Of course, talking about that junk at least changed the subject from the junk that Duke has become, at least in comparison to its normal self. This is clearly the worst Blue Devils team since Krzyzewski's dark period in the mid-90s when back trouble chased him off the sideline for part of the 1994-95 season.

Long one of the prettiest offensive teams in college basketball, Duke now is slow, sloppy and lacking create-your-own-shot scorers. It has 57 more turnovers than assists, has not proved capable of strafing teams from the perimeter as usual and doesn't get enough back-to-the-basket scoring from its big men.

That's why the Blue Devils are 22-9 and just 8-8 in ACC play. And that's why they're starting the ACC tournament as a No. 7 seed, a stunning tumble from Duke's normal spot at or very near the top.

With the Blue Devils obviously inferior to the Heels, their only chance to win this game and derail Carolina's ACC title hopes was to junk the game up and win on effort. Part of that, it could be argued, was asserting a level of toughness Carolina might not match.

That's been one of the knocks on these Tar Heels, who were supposed to dominate the ACC but wound up backing into the title thanks to losses by Virginia and Virginia Tech.

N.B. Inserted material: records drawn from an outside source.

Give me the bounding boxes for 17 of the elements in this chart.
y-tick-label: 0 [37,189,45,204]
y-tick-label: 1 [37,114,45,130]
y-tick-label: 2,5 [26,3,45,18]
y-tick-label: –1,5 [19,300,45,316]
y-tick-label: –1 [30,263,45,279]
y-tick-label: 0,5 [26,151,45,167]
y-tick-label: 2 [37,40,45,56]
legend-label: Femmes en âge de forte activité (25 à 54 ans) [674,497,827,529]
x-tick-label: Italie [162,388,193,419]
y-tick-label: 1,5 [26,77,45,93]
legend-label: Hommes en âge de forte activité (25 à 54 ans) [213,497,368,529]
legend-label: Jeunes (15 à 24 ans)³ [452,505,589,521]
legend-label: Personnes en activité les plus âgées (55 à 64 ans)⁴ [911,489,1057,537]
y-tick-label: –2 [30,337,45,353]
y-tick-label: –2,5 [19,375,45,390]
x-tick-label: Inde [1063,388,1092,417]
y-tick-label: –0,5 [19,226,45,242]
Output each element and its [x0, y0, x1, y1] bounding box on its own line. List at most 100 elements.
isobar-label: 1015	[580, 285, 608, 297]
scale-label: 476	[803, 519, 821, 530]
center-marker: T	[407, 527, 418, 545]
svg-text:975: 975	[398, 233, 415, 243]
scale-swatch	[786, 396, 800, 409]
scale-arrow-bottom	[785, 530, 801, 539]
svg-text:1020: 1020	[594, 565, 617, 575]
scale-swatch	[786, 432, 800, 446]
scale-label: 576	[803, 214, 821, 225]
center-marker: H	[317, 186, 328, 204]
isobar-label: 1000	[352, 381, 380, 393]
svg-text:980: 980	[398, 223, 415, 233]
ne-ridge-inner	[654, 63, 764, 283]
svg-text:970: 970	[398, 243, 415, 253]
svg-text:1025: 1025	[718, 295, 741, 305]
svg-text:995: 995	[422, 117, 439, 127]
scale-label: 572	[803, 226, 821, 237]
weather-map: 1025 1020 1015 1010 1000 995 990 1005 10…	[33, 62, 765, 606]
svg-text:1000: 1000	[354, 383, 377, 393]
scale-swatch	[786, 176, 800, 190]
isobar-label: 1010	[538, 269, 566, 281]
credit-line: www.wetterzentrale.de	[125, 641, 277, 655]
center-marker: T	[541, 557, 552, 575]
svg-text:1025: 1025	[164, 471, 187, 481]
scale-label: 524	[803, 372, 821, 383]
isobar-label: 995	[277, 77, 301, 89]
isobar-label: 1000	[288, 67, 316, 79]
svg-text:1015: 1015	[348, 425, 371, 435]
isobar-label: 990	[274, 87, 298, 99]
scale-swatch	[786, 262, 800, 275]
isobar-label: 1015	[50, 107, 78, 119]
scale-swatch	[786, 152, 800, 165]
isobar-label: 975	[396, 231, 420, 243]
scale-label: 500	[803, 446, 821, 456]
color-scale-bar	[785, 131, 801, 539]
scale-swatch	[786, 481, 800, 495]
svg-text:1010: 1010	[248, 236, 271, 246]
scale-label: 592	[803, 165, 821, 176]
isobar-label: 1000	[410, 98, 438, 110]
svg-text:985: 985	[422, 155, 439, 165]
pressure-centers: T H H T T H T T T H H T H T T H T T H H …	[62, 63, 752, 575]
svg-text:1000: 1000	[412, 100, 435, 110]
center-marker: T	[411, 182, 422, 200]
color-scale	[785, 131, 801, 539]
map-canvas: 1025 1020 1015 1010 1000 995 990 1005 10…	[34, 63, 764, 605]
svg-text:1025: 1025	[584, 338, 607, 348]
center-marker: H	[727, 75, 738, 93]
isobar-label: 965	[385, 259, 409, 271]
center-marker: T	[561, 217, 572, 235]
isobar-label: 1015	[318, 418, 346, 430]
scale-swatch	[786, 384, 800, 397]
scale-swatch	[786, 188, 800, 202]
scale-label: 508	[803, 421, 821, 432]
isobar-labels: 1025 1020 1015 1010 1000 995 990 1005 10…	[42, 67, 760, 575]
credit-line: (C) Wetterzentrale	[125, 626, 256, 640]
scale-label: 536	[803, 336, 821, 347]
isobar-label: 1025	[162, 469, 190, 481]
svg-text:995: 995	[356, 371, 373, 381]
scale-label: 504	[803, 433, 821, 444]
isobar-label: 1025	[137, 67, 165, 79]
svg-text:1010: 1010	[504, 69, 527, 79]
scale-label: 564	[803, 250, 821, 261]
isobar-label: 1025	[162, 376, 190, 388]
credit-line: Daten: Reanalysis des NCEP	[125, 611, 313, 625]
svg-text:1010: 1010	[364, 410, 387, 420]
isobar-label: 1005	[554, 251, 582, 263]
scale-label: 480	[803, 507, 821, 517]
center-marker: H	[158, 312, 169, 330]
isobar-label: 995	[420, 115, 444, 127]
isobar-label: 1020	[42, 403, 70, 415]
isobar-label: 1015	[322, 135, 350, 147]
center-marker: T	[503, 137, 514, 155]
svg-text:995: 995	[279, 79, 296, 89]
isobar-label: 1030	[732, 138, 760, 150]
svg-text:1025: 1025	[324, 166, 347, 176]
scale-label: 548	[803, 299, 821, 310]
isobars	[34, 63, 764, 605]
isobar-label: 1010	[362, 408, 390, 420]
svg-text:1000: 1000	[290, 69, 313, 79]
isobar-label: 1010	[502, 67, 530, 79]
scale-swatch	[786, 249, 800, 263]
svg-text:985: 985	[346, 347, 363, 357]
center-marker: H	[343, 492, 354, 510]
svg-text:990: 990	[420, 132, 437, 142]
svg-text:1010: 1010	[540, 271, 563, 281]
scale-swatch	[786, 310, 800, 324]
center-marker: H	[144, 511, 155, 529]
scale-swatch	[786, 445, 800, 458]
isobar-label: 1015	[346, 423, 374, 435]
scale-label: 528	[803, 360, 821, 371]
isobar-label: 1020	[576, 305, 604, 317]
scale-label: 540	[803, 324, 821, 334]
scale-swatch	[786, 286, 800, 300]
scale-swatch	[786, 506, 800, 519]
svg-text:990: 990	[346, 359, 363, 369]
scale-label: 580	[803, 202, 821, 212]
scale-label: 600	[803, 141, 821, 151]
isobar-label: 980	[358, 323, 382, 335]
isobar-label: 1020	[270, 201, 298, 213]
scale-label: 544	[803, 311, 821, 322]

At times, it looked as though Duke was going to test the Heels' toughness by smacking them around.

In the end, Henderson clearly took the physical play thing too far. Took it all the way to the locker room and an invitation to wear street clothes in Tampa on Thursday night.

So Duke wakes up Monday with a fresh black eye and a fourth loss to Carolina in the past five meetings. For the image-obsessed Blue Devils, it gets no worse than being bad and being dirty.